The AI trend has relied mainly on large language models, or LLMs, which require massive amounts of data to be trained. Further, First quarter earnings for CoreWeave stock are due May 14.
On the stock market today, CoreWeave stock rose 1.5% to 52.36 in midday trading.
With Monday's gain, CoreWeave shares trade about 25% above the IPO offering price of 40. CoreWeave went public in late March.
Nvidia stock dipped a fraction on Monday to 113.63 in morning trading. Further, Nvidia stock has shed 15% in 2025.
Nvidia owns a 5% stake in CoreWeave. While there's always a tight supply of Nvidia AI chips, CoreWeave and others stand out by their ability to buy Nvidia devices, including its newest Blackwell accelerators.
Meanwhile, MoffettNathanson initiated coverage on CoreWeave stock with a neutral rating on Monday.
"The bull case for CoreWeave isn't complicated: it's a pure play provider of AI infrastructure during a time of exploding demand and pinched supply," said Nick Del Deo, analyst at MoffettNathanson, in a report. "But there are substantial risks to consider. As GPU supply and demand eventually move into balance, large customers (most notably Microsoft) may no longer need to lean as heavily on outsourced compute. That would also be negative for pricing and returns, as could hyperscaler success with custom silicon. CoreWeave's staggering data center lease commitments – over 5 times what was in service as of year-end 2024 – pose risks if any part of its growth model falters."

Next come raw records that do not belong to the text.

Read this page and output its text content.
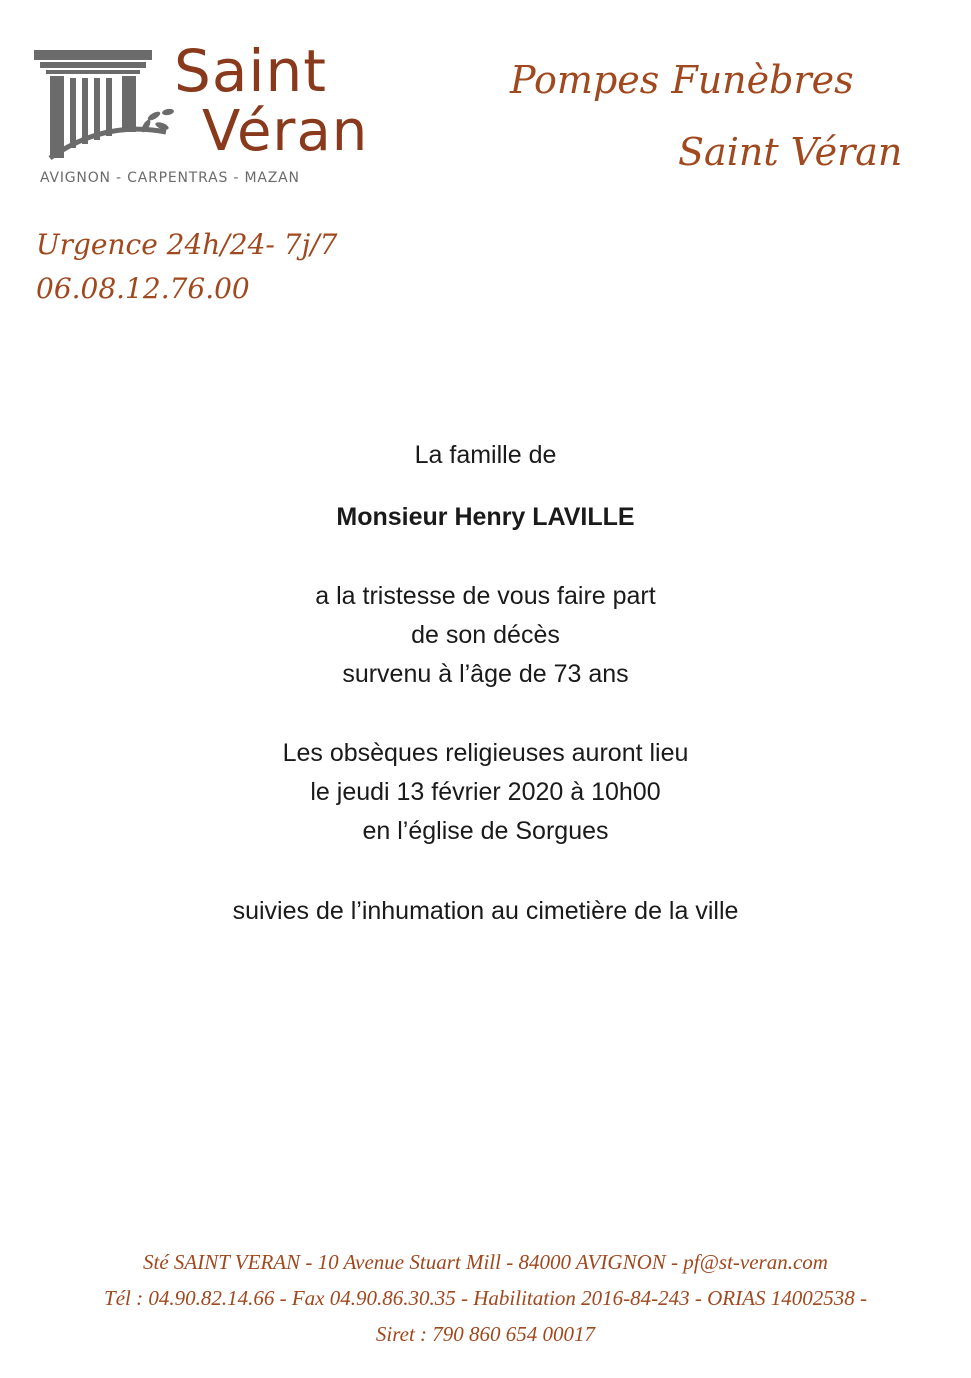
Saint
Véran
AVIGNON - CARPENTRAS - MAZAN
Pompes Funèbres
Saint Véran
Urgence 24h/24- 7j/7
06.08.12.76.00
La famille de
Monsieur Henry LAVILLE
a la tristesse de vous faire part
de son décès
survenu à l’âge de 73 ans
Les obsèques religieuses auront lieu
le jeudi 13 février 2020 à 10h00
en l’église de Sorgues
suivies de l’inhumation au cimetière de la ville
Sté SAINT VERAN - 10 Avenue Stuart Mill - 84000 AVIGNON - pf@st-veran.com
Tél : 04.90.82.14.66 - Fax 04.90.86.30.35 - Habilitation 2016-84-243 - ORIAS 14002538 -
Siret : 790 860 654 00017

Morgan Stanley, meanwhile, has projected that CoreWeave will spend $10 billion in 2025 on its data center build-outs. CoreWeave's data centers are designed from scratch for AI workloads, with specialized cooling, networking and other features.
In 2024, 77% of CoreWeave's revenue came from two customers, with Microsoft accounting for 60%. While some analysts project a big AI market opportunity for CoreWeave, others fret about customer concentration and debt. From an accounting view, high depreciation on data center servers is another concern because it lowers earnings.
Meanwhile, CoreWeave stock owns a Relative Strength rating of 96 out of a best possible 99. Also, CoreWeave stock has a relatively small float, making it more volatile.
Additionally, CoreWeave is among the top artificial intelligence stocks to watch.